SM : Non parce que j’ai l’impression que cette image est plutôt liée aux médias en général. En lisant les grands quotidiens nationaux, on ressent souvent ce prisme très parisien sur le traitement de l’information. Cela crée une déconnexion entre ce que racontent les journaux et la réalité des gens au quotidien. Mais quand j’ai commencé à faire ce travail de recherche en me demandant quels titres pourraient intégrer Bibliopresse, j’ai constaté que les médias indépendants ne se trouvent pas uniquement en région parisienne. Souvent, on trouve une vraie volonté de remettre les territoires et les initiatives locales au cœur de l’information. L’Âge de faire propose chaque année une carte des médias indépendants en France : en l’observant, on se rend compte qu’il y en a partout, avec une grande diversité de formats et de thématiques. Cela montre vraiment cette volonté des éditeur·rices d’essayer de faire une presse différente, malgré toutes les difficultés que cela représente : le coût du papier, les charges, etc. Il y a toute une réflexion et une passion pour l’information, pour le fait de raconter la société telle qu’elle est, et de montrer que les territoires sont dynamiques et méritent notre intérêt.

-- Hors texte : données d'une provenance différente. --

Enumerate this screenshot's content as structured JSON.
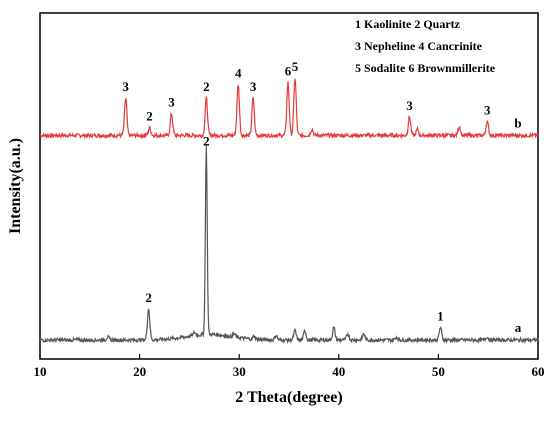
{
  "chart_data": {
    "type": "line",
    "xlabel": "2 Theta(degree)",
    "ylabel": "Intensity(a.u.)",
    "xlim": [
      10,
      60
    ],
    "xticks": [
      10,
      20,
      30,
      40,
      50,
      60
    ],
    "grid": false,
    "legend_position": "top-right",
    "legend_lines": [
      "1 Kaolinite  2 Quartz",
      "3 Nepheline 4 Cancrinite",
      "5 Sodalite   6 Brownmillerite"
    ],
    "series": [
      {
        "name": "b",
        "color": "#e8393a",
        "baseline": 0.66,
        "peaks": [
          {
            "x": 18.6,
            "height": 0.12,
            "label": "3"
          },
          {
            "x": 21.0,
            "height": 0.025,
            "label": "2"
          },
          {
            "x": 23.2,
            "height": 0.07,
            "label": "3"
          },
          {
            "x": 26.7,
            "height": 0.12,
            "label": "2"
          },
          {
            "x": 29.9,
            "height": 0.165,
            "label": "4"
          },
          {
            "x": 31.4,
            "height": 0.12,
            "label": "3"
          },
          {
            "x": 34.9,
            "height": 0.17,
            "label": "6"
          },
          {
            "x": 35.6,
            "height": 0.185,
            "label": "5"
          },
          {
            "x": 37.3,
            "height": 0.02,
            "label": ""
          },
          {
            "x": 47.1,
            "height": 0.06,
            "label": "3"
          },
          {
            "x": 47.9,
            "height": 0.02,
            "label": ""
          },
          {
            "x": 52.1,
            "height": 0.03,
            "label": ""
          },
          {
            "x": 54.9,
            "height": 0.045,
            "label": "3"
          }
        ]
      },
      {
        "name": "a",
        "color": "#555555",
        "baseline": 0.0,
        "peaks": [
          {
            "x": 16.8,
            "height": 0.01,
            "label": ""
          },
          {
            "x": 20.9,
            "height": 0.1,
            "label": "2"
          },
          {
            "x": 25.5,
            "height": 0.01,
            "label": ""
          },
          {
            "x": 26.7,
            "height": 0.605,
            "label": "2"
          },
          {
            "x": 29.5,
            "height": 0.01,
            "label": ""
          },
          {
            "x": 31.5,
            "height": 0.01,
            "label": ""
          },
          {
            "x": 33.7,
            "height": 0.015,
            "label": ""
          },
          {
            "x": 35.6,
            "height": 0.03,
            "label": ""
          },
          {
            "x": 36.6,
            "height": 0.03,
            "label": ""
          },
          {
            "x": 39.5,
            "height": 0.04,
            "label": ""
          },
          {
            "x": 40.9,
            "height": 0.02,
            "label": ""
          },
          {
            "x": 42.5,
            "height": 0.02,
            "label": ""
          },
          {
            "x": 45.8,
            "height": 0.01,
            "label": ""
          },
          {
            "x": 50.2,
            "height": 0.04,
            "label": "1"
          },
          {
            "x": 54.9,
            "height": 0.01,
            "label": ""
          }
        ]
      }
    ]
  }
}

« On pourrait imaginer des médias qui s’installent dans des lieux en résidence, dans des boutiques éphémères. Des éditeur·rices pourraient se relayer pour tenir une sorte de kiosque… »

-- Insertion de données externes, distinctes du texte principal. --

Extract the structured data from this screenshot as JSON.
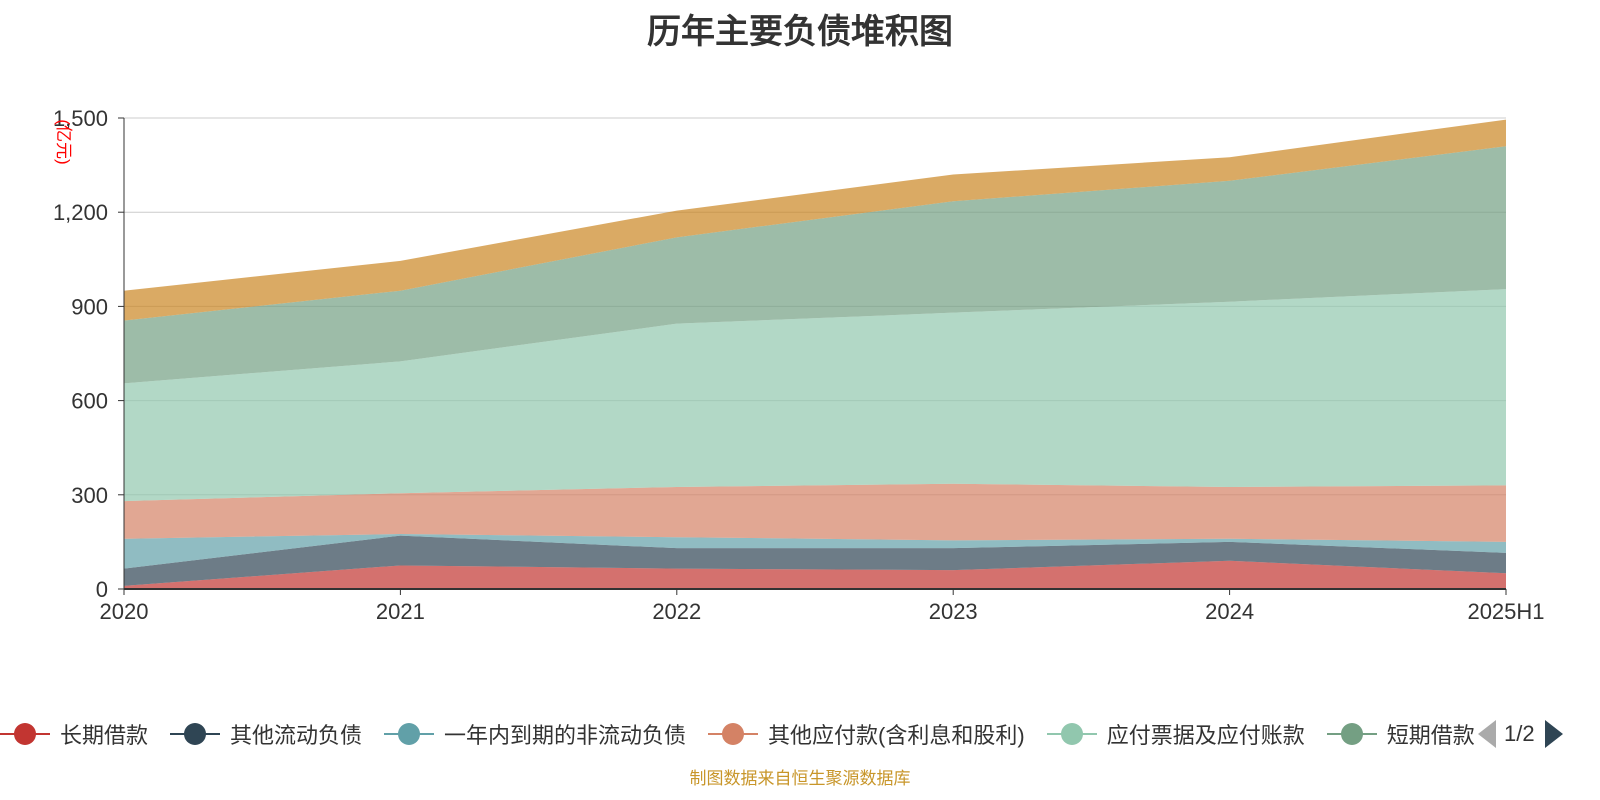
{
  "chart_data": {
    "type": "area",
    "title": "历年主要负债堆积图",
    "ylabel": "(亿元)",
    "xlabel": "",
    "categories": [
      "2020",
      "2021",
      "2022",
      "2023",
      "2024",
      "2025H1"
    ],
    "y_ticks": [
      "0",
      "300",
      "600",
      "900",
      "1,200",
      "1,500"
    ],
    "ylim": [
      0,
      1500
    ],
    "stacked": true,
    "grid": true,
    "legend_position": "bottom",
    "series": [
      {
        "name": "长期借款",
        "color": "#c23531",
        "values": [
          10,
          75,
          65,
          60,
          90,
          50
        ]
      },
      {
        "name": "其他流动负债",
        "color": "#2f4554",
        "values": [
          55,
          95,
          65,
          70,
          60,
          65
        ]
      },
      {
        "name": "一年内到期的非流动负债",
        "color": "#61a0a8",
        "values": [
          95,
          5,
          35,
          25,
          10,
          35
        ]
      },
      {
        "name": "其他应付款(含利息和股利)",
        "color": "#d48265",
        "values": [
          120,
          130,
          160,
          180,
          165,
          180
        ]
      },
      {
        "name": "应付票据及应付账款",
        "color": "#91c7ae",
        "values": [
          375,
          420,
          520,
          545,
          590,
          625
        ]
      },
      {
        "name": "短期借款",
        "color": "#749f83",
        "values": [
          200,
          225,
          275,
          355,
          385,
          455
        ]
      },
      {
        "name": "",
        "color": "#ca8622",
        "values": [
          95,
          95,
          85,
          85,
          75,
          85
        ]
      }
    ]
  },
  "legend": {
    "items": [
      {
        "label": "长期借款",
        "color": "#c23531"
      },
      {
        "label": "其他流动负债",
        "color": "#2f4554"
      },
      {
        "label": "一年内到期的非流动负债",
        "color": "#61a0a8"
      },
      {
        "label": "其他应付款(含利息和股利)",
        "color": "#d48265"
      },
      {
        "label": "应付票据及应付账款",
        "color": "#91c7ae"
      },
      {
        "label": "短期借款",
        "color": "#749f83"
      }
    ],
    "page": "1/2"
  },
  "source_note": "制图数据来自恒生聚源数据库"
}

De plus en plus de médias indépendants nouent des partenariats avec des lieux afin d’être accessibles dans des cafés, des centres sociaux, sur les murs des rues. Après les bibliothèques, quelles pourront être les prochaines étapes ? 

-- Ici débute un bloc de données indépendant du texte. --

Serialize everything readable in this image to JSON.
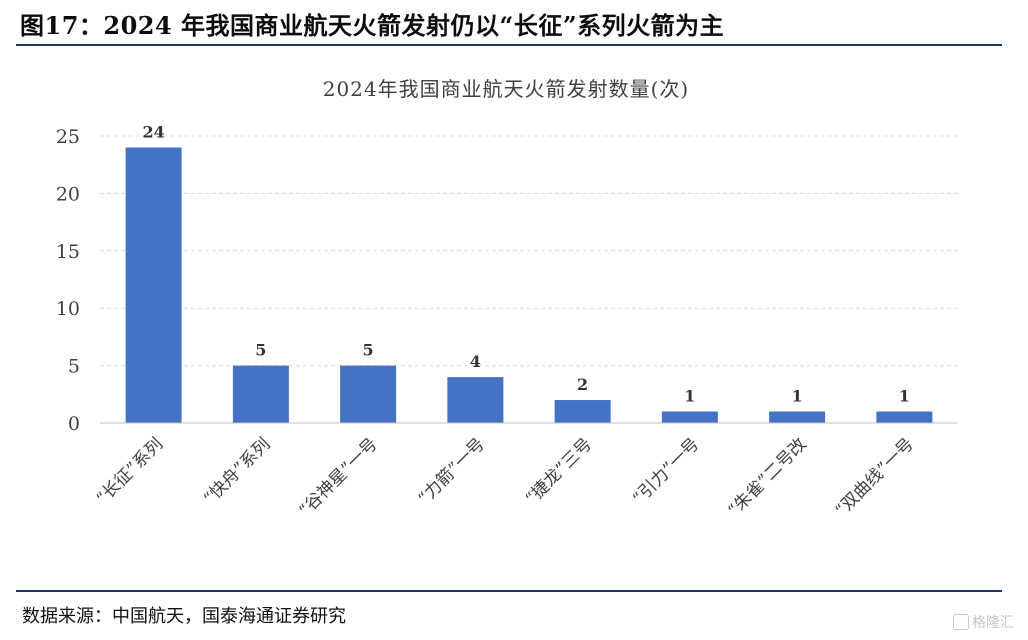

SM : On peut s’inspirer de ce qu’il se passe à l’étranger. Il y a des initiatives en Italie où des médias indépendants font revivre des kiosques, avec une vraie affluence des jeunes générations. Je pense en effet qu’il existe toujours une vraie appétence pour le papier en France. Peut-être a-t-on besoin effectivement de casser les codes, de proposer des événements dans les villes. On pourrait imaginer des médias qui s’installent dans des lieux en résidence, dans des boutiques éphémères. Des éditeur·rices pourraient se relayer pour tenir une sorte de kiosque… Tout est possible. Après, cela demande du temps, de l’argent, un réseau. Mais je pense qu’il est crucial de remettre les médias au cœur de l’espace public. Face à la concentration des médias, il est d’autant plus nécessaire de faire connaître ces titres, de montrer qu’ils sont dignes de confiance pour éclairer sur l’écologie, sur les questions de société, etc. La notion d’éducation aux médias est également essentielle : les jeunes générations ont la volonté de faire bouger les choses. Si on leur montre qu'au niveau des médias, il existe une autre presse, je pense qu'ils pourront tout à fait s'y retrouver et promouvoir de leur côté cette façon de s’informer.